Lord Kenyon moved, that the House resolve itself into a Committee on the Lunatics' Bill. This Bill had been under the consideration of a Committee up-stairs, where several Amendments upon the old Act had been suggested. As the gentlemen composing the late Commission, to which the management of the lunatics had been confided, and which had performed its duties in a most efficient manner, could not longer continue in that Commission, and at the same time properly discharge the other duties of their situation, particularly the very able Chairman, both of a public and private nature, the Committee proposed to introduce into the Commission certain individuals, whose avocations would not call them from the discharge of the duties of that office. It was found expedient, also, to make some change in the constitution of the Commission. Originally, the Commission was placed under the control of the Secretary of State for the Home Department; and although the duty had been as well done by the Secretary as it could be done by a person in that situation, it had been thought, for obvious reasons, that the control should be vested in the Lord Chancellor. There was another alteration which it was very material for the public to know, and that was, that the relations of the persons confined were not, by the present Bill, to be bound to visit them, as it was thought better that should be left to their own judgment and benevolent feelings, whether to visit them or not. There might be cases in which, for the sake of the patient himself, his relations should not visit him. Another alteration, of some public importance, was, that it was not now to be imperative that the names of those who visited the patients should be mentioned or taken down. It had been also thought advisable, that some medical men of high character should be members of the Committee. The noble Lord added, that in order to secure a proper attention on the part of those whose attention was most material, some remuneration should be allowed them.

The House then resolved itself into a Committee on the Bill.

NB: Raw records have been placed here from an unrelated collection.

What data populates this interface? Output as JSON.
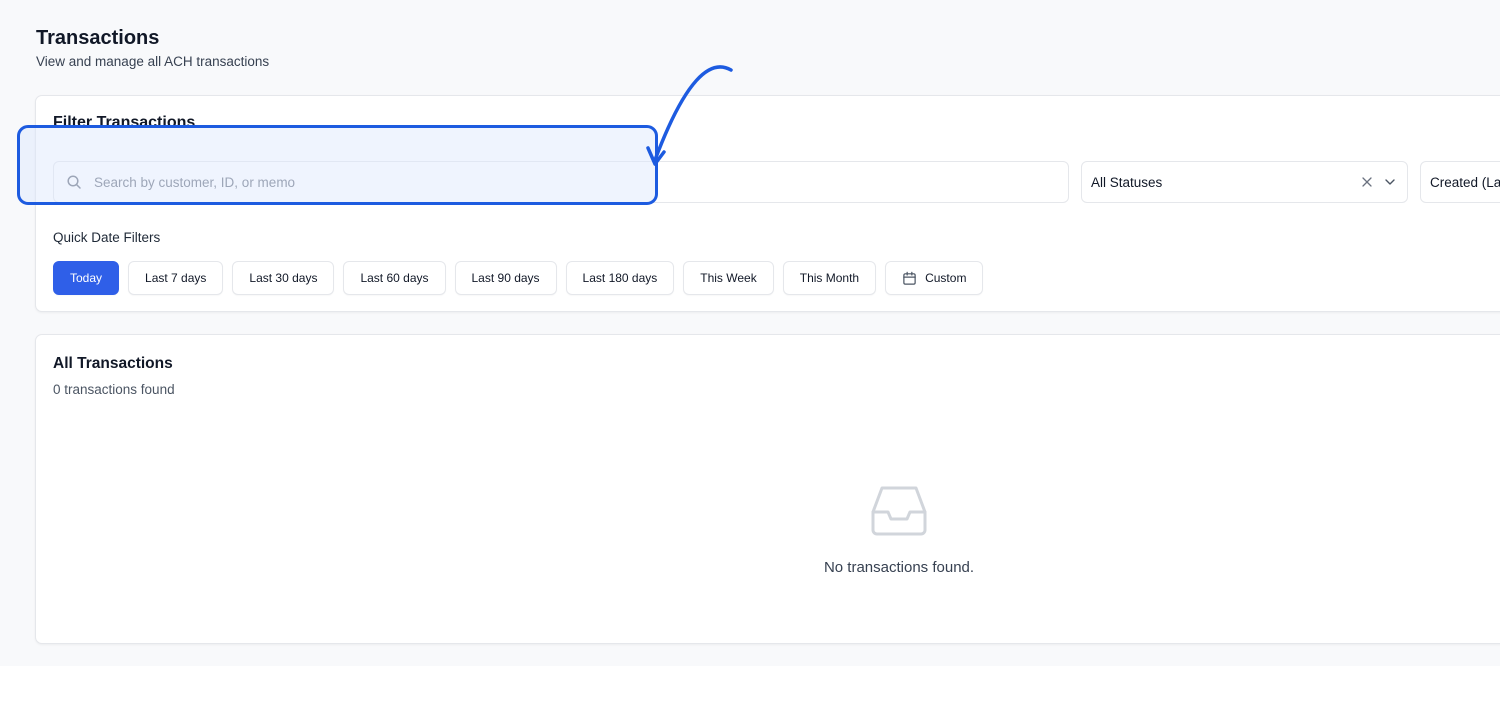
{
  "header": {
    "title": "Transactions",
    "subtitle": "View and manage all ACH transactions"
  },
  "filters": {
    "title": "Filter Transactions",
    "search": {
      "placeholder": "Search by customer, ID, or memo",
      "value": ""
    },
    "status": {
      "selected": "All Statuses"
    },
    "sort": {
      "selected": "Created (Latest)"
    },
    "quick_date_label": "Quick Date Filters",
    "quick_dates": [
      {
        "label": "Today",
        "active": true
      },
      {
        "label": "Last 7 days",
        "active": false
      },
      {
        "label": "Last 30 days",
        "active": false
      },
      {
        "label": "Last 60 days",
        "active": false
      },
      {
        "label": "Last 90 days",
        "active": false
      },
      {
        "label": "Last 180 days",
        "active": false
      },
      {
        "label": "This Week",
        "active": false
      },
      {
        "label": "This Month",
        "active": false
      },
      {
        "label": "Custom",
        "active": false,
        "icon": "calendar-icon"
      }
    ]
  },
  "transactions": {
    "title": "All Transactions",
    "count_text": "0 transactions found",
    "empty_icon": "inbox-icon",
    "empty_text": "No transactions found."
  },
  "colors": {
    "primary": "#2f5fe8",
    "annotation": "#1d5be0",
    "background": "#f8f9fb"
  }
}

The Marquis of Lansdown was ready to admit, that the suggestions of the noble Baron had great force, yet the admission of medical men upon Commissions of Lunacy was liable to many objections.

The Duke of Cumberland

said, that if any provision of the nature hinted at by the noble Marquis was made, it would exclude Surgeons of the Army, who had experience in all sorts of disorders, and who were well acquainted with the proper treatment of mental maladies.

The Lord Chancellor

thought, that the Bill effected a desirable improvement in bringing matters of lunacy more immediately than they were by the old law, under the superintendence of the Great Seal. He thought it most proper, that a near connection should subsist between the Lord Chancellor for the time and the Commissioners of Lunacy. He approved of many of the appointments in the Bill, as he conceived, that professional men were persons to whom matters of so confidential a nature as the administration of lunacy, might be more properly intrusted than to any other individuals. When he recollected how anxiously every family concealed the misfortune of a lunatic being in the family, and how important it was to the lunatic, in case of his recovery, that no indiscreet publicity had been given to his case, he felt how useful it would be to have the Committees composed of professional men, whose discretion and secresy might be fully depended on. He also approved of the suggestion of the illustrious Duke with regard to the eligibility of Military Surgeons, as he considered that many of them were persons of great knowledge and experience, and well suited in every respect to discharge important duties. He was content with this Bill, since Parliament had thought proper to legislate at all on the subject, though he was perhaps, of opinion that the safest way was to leave all those unhappy cases to the natural guardianship of the parties interested. As, however, both Houses of the Legislature agreed that some control should be exerted, he approved of the present Bill, which brought that superintendence immediately under the House and the Great Seal.

The Bill went through the Committee, and the House resumed.